3. Extension Installation

Install the downloaded beta release of the Copilot extension from the VSCode Extensions view (Ctrl/Cmd+Shift+X).
Search for “Accord Project (Concerto)” and select version v2.0.0 (pre-release).
In the Install button, use the dropdown to select “Install Pre-Release.”

Fig 8. Screenshot showing the Grammar/Model Generation Wizard.
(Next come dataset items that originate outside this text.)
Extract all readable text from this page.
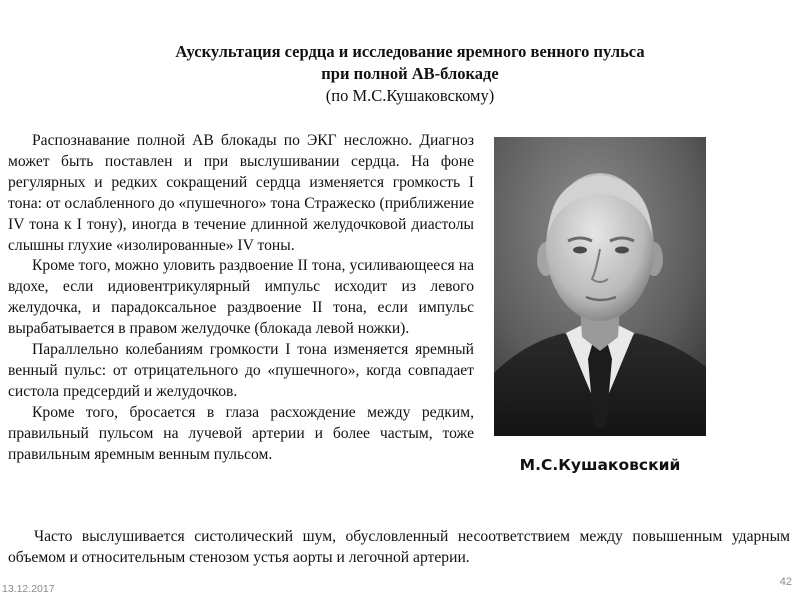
Аускультация сердца и исследование яремного венного пульса
при полной АВ-блокаде
(по М.С.Кушаковскому)

Распознавание полной АВ блокады по ЭКГ несложно. Диагноз может быть поставлен и при выслушивании сердца. На фоне регулярных и редких сокращений сердца изменяется громкость I тона: от ослабленного до «пушечного» тона Стражеско (приближение IV тона к I тону), иногда в течение длинной желудочковой диастолы слышны глухие «изолированные» IV тоны.

Кроме того, можно уловить раздвоение II тона, усиливающееся на вдохе, если идиовентрикулярный импульс исходит из левого желудочка, и парадоксальное раздвоение II тона, если импульс вырабатывается в правом желудочке (блокада левой ножки).

Параллельно колебаниям громкости I тона изменяется яремный венный пульс: от отрицательного до «пушечного», когда совпадает систола предсердий и желудочков.

Кроме того, бросается в глаза расхождение между редким, правильный пульсом на лучевой артерии и более частым, тоже правильным яремным венным пульсом.

М.С.Кушаковский

Часто выслушивается систолический шум, обусловленный несоответствием между повышенным ударным объемом и относительным стенозом устья аорты и легочной артерии.

13.12.2017
42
4. Open a Template for Testing

Open the template folder you are working on for testing purposes within VSCode.
For template generation, follow the Accord Project’s documentation.

5. Configuration Settings

Navigate to the Copilot extension settings in VSCode.
Enter the API keys you obtained earlier and configure other settings, such as selecting an AI provider and LLM model.

Future Works

As the AI-powered Co-Pilot for the Accord Project continues to evolve, there are several areas identified for further enhancement and development logged in the vscode extension repository as issues. These future works aim to refine the Co-Pilot’s capabilities, ensuring it remains a valuable tool for developers working with smart legal contracts

Acknowledgements

I would like to extend my deepest gratitude to my mentors for their invaluable guidance throughout the GSoC program. This journey has been a tremendous learning experience, particularly in NLP, where I explored advanced concepts like Retrieval-Augmented Generation (RAG) and knowledge graphs. (KGs), applying them effectively in the development of the Copilot feature. On the frontend, delving into VS Code APIs was a new and enlightening challenge that expanded my technical arsenal. Meanwhile, on the backend, I revisited multithreading, caching strategies, and implemented sophisticated design patterns, such as the registry pattern for LLM providers, and further re-strengthened my grasp of core design principles.

I would especially like to acknowledge Dan and Jamie for their meticulous PR reviews and feedback, which were instrumental in refining the implementation. Additionally, Diana and Matt’s essential support during the pre-release and bug bash phases was crucial in identifying key issues and helped me in comprehensive end-to-end testing.

Conclusion

The AI-powered Co-Pilot within the Accord Project VSCode extension is designed to significantly improve the productivity of developers working with smart legal contracts. By providing real-time, context-aware suggestions and automating the creation of grammar and data models, the Co-Pilot helps bridge the gap between natural language and executable code, simplifying the development process.